Friday, October 26, 2012

Hi, Linda


I’m retired.  That means I don’t go to work.  It doesn't mean I sit around eating bon bons and reading movie magazines (do they even have them anymore?)  It just means I don’t get up at 5 a.m., get decently dressed and go somewhere they pay me for something.  I am often awake at 5 a.m., but rarely decently dressed until absolutely necessary.  And, as other retired people will testify, there is always plenty to do and people who need things done.

In a previous diatribe I suggested that people who feel the need to mind each others’ business do something else, like go to the grocery store.  I go to Kroger every Wednesday.  Count on it. We have family dinner on Wednesday night, and I surely couldn’t go any sooner.  I’d eat the food.   (I usually go as well on Thursday, Friday, Saturday…you get the picture).  Linda is my checker of choice.  She is a delightful lady who rarely gets disgruntled.  They have a variety of nice people at Kroger who I greet every Wednesday, but Linda and I have formed a friendship.  She asks about my family and particularly my grandson, Daniel.  She convinced me to buy the reusable bags.  She waits patiently while I fumble for my Kroger card.  She gets a guy to lift the dog food.  We’re buds, of a sort.

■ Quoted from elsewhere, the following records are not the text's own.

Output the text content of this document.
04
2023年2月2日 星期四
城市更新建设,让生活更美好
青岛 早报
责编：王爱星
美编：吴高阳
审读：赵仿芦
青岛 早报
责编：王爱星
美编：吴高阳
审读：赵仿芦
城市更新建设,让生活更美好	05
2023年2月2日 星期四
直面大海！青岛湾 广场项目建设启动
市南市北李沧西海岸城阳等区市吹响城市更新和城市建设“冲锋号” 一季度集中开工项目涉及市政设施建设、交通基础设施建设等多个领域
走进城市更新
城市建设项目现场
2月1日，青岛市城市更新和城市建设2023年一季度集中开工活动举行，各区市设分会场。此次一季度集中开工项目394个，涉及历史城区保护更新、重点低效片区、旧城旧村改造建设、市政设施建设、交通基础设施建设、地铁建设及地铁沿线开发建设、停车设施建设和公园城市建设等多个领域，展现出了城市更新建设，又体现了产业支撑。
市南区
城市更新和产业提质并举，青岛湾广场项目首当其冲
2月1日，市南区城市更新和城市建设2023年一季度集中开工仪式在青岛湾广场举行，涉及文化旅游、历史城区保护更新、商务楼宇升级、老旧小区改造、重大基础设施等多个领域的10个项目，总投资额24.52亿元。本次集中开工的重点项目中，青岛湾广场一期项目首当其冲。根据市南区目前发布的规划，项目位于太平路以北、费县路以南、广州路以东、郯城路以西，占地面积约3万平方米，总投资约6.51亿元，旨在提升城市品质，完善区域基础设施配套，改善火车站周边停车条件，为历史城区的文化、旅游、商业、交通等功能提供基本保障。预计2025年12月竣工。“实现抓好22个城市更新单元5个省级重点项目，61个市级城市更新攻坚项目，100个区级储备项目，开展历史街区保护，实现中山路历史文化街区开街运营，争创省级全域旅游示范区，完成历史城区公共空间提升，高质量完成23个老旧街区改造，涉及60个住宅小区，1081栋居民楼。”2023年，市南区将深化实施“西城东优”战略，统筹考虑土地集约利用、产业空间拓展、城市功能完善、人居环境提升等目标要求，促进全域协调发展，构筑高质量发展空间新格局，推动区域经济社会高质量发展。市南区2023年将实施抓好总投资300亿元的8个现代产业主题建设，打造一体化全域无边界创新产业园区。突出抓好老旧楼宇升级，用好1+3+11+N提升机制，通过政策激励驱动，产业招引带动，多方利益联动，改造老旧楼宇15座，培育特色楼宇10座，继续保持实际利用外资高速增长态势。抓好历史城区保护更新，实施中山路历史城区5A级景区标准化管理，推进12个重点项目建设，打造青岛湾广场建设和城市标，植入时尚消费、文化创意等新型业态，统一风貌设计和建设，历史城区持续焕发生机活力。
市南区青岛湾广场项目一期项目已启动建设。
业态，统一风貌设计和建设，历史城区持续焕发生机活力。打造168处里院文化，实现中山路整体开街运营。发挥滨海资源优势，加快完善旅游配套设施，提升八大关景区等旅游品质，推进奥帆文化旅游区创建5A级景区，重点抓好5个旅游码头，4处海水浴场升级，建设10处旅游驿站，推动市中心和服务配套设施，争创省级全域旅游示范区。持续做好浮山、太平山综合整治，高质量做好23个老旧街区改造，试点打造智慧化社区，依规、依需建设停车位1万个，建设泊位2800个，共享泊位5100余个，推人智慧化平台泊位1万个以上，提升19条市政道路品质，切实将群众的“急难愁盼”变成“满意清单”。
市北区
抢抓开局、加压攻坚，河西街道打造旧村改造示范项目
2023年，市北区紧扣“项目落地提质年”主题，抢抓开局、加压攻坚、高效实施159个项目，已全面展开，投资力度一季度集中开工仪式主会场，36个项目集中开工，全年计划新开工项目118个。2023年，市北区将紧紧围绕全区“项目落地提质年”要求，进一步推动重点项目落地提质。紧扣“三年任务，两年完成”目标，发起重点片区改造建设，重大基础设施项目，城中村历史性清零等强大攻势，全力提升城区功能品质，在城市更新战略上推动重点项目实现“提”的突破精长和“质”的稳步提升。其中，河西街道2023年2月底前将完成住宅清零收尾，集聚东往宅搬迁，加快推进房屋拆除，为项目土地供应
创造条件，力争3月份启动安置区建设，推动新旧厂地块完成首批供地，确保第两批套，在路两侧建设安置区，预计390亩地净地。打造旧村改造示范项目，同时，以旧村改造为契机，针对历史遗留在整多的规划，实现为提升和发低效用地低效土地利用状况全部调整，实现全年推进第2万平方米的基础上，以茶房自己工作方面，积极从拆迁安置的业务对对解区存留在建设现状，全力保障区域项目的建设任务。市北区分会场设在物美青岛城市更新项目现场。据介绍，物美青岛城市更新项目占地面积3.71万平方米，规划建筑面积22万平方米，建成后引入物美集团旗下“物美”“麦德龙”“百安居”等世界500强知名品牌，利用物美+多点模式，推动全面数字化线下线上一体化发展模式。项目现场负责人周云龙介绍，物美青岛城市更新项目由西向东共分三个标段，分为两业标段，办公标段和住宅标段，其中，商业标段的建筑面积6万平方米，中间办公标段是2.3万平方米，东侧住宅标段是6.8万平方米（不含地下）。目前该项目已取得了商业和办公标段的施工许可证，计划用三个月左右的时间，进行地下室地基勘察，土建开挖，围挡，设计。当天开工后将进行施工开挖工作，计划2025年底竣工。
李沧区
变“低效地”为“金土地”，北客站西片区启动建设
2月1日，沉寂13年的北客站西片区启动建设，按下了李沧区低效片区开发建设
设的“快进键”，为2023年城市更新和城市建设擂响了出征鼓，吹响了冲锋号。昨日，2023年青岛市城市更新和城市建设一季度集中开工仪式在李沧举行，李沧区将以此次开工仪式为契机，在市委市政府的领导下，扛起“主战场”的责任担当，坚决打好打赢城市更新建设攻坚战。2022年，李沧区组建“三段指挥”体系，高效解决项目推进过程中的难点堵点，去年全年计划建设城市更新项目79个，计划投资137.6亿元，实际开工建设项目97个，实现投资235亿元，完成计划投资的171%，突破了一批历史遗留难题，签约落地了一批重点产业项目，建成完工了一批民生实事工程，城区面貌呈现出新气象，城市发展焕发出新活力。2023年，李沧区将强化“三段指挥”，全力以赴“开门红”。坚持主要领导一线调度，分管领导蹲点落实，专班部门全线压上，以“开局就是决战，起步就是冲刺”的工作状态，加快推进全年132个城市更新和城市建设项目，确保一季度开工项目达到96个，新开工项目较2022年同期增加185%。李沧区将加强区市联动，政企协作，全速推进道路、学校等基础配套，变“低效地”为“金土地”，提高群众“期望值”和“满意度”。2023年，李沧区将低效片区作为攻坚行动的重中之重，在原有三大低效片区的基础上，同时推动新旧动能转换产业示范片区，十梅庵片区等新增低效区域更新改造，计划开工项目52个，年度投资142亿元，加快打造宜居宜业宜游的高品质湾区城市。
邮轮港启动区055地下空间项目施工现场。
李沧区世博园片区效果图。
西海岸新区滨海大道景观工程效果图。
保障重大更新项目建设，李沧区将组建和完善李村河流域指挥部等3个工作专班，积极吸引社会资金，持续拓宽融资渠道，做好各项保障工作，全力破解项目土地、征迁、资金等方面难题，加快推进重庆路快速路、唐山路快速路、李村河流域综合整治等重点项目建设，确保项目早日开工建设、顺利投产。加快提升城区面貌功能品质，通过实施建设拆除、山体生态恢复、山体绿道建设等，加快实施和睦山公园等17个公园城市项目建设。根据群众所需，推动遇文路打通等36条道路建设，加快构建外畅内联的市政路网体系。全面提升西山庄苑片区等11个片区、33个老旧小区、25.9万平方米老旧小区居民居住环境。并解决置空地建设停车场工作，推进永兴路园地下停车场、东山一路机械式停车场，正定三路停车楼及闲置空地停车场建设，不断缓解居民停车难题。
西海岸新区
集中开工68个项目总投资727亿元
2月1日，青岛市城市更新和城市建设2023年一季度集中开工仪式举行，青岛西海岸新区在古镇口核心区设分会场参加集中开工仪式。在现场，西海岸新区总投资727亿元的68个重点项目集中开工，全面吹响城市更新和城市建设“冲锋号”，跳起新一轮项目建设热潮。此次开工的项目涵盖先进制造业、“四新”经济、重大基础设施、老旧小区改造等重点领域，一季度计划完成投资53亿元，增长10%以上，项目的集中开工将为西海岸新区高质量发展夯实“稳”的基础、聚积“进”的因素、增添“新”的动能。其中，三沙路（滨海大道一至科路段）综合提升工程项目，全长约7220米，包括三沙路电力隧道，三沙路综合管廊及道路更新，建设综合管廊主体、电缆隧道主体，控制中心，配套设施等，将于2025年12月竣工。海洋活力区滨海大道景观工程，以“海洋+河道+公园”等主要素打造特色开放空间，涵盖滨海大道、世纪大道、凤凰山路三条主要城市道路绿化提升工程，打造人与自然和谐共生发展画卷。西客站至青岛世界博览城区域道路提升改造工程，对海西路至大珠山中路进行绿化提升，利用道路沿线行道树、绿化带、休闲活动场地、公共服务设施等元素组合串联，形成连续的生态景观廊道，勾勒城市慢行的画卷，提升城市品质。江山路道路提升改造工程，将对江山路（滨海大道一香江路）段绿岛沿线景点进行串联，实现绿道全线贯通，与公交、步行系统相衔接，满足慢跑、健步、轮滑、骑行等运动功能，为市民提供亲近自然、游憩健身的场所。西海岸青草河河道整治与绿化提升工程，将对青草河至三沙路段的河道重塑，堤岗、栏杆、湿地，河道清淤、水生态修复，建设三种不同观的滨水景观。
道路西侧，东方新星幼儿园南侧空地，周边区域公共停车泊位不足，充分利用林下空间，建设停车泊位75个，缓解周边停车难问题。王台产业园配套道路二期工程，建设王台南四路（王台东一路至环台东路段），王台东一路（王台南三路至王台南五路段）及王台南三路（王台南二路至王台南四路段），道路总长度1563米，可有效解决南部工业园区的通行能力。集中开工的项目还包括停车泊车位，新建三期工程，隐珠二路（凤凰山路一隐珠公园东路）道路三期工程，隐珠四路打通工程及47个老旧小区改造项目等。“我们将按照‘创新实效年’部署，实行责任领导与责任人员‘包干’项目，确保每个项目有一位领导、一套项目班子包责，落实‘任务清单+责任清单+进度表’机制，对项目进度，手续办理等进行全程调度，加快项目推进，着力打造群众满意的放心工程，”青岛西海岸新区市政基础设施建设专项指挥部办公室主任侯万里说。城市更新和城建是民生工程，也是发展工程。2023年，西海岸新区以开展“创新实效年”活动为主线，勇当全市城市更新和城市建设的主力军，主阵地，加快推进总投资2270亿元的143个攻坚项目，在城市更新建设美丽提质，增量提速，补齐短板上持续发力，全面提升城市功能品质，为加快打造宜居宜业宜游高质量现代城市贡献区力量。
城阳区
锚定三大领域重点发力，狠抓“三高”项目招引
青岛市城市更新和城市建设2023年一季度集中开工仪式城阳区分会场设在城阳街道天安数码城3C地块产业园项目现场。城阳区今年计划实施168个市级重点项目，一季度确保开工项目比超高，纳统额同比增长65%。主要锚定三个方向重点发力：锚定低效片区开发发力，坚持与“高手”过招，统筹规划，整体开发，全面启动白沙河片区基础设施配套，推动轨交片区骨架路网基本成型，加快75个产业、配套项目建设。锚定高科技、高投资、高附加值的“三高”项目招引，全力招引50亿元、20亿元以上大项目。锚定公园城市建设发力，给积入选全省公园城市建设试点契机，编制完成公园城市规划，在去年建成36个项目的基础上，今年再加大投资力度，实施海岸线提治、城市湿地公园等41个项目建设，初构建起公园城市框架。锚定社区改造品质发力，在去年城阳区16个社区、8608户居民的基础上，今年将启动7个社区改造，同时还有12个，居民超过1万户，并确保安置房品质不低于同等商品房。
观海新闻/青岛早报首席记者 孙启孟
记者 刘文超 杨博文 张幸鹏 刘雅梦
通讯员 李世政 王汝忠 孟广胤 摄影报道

Linda wasn’t there this week.  Another nice lady checked me out and I buggied my bags on out.  I’m sure Linda will be back.  She disappeared on me last year for a while and had me worried.  Turns out she was on vacation.  I’m sure she needed it.  I’ve been a checker before, not in a grocery store.  It can be an extremely stressful job.  But Linda always has a smile, even when it is hard. 

Wherever you were, Linda, I hope it was for good and not some trauma.  I missed you, my friend.

Tuesday, October 23, 2012

People who live in glass houses. . .


That is ALL of us.  Who among us really wants our lives put on a billboard on the interstate?  Not me, for sure.  I only hope not to be taken unaware because the world will talk forever about my dirty house, my unfolded laundry and my multitudinous animals.  And that's just the innocent stuff.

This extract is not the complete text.